El ejemplo más comentado es la recolección de las basuras en Bogotá. Por razones ideológicas, la administración distrital decidió que el sistema privado, antes en vigor, debía abrirle espacio a la eficiencia pública. Quienes analizan el caso, llegan a la conclusión de que, aparte de las protuberantes irregularidades cometidas, nunca se tuvo en cuenta el costo económico para la ciudad. Un año después de iniciado el nuevo esquema, la empresa pública registra pérdidas por más de 40 mil millones, hay evidencia de un grave deterioro de los equipos adquiridos, sin contar con el costo laboral de los empleados contratados siguiendo un esquema rígido. Para rematar, el servicio es menos eficiente que el anterior, como lo atestigua el lamentable estado de la limpieza en ciertas zonas de la capital.

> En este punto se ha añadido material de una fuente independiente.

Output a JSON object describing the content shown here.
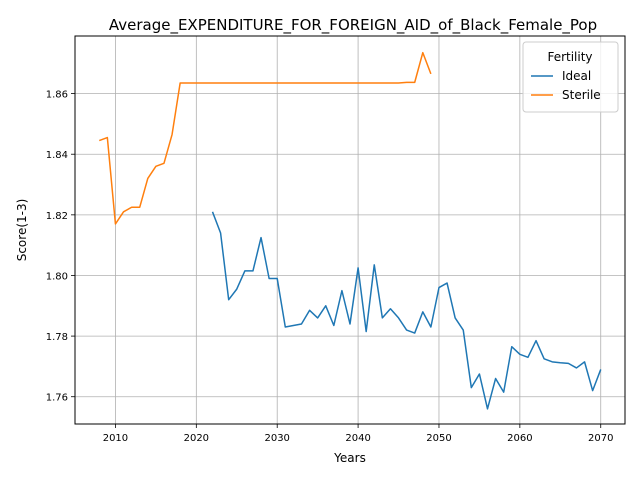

Algunos insisten en que la actual administración distrital no es corrupta. Sin duda, es menos que la anterior. Pero es la más ineficiente que recuerde la historia reciente de la capital. Dilapidar dineros públicos está tipificado como demérito fiscal, pues se están perdiendo recursos de todos los ciudadanos. Resulta inexplicable que, en una ciudad con tantos problemas como Bogotá, exista tanta tolerancia frente al despilfarro de cientos de miles de millones de recursos presupuestales. Para la muestra el escandaloso uso de la ETB como caja publicitaria del Distrito. Es a través de esta entidad que se han canalizado los más de 40 mil millones de pesos destinados por el Distrito para inundar de publicidad a todos los medios con cuñas de la Bogotá Humana. ¿Y será que en las manifestaciones recientes de la Plaza de Bolívar no hay uso de dineros públicos? ¿Quién asume todos esos costos?
Utilizar ineficientemente los recursos del Estado es una forma que se asemeja a la corrupción, porque esos dineros podrían solucionar las necesidades urgentes de muchos, que hoy no son atendidas.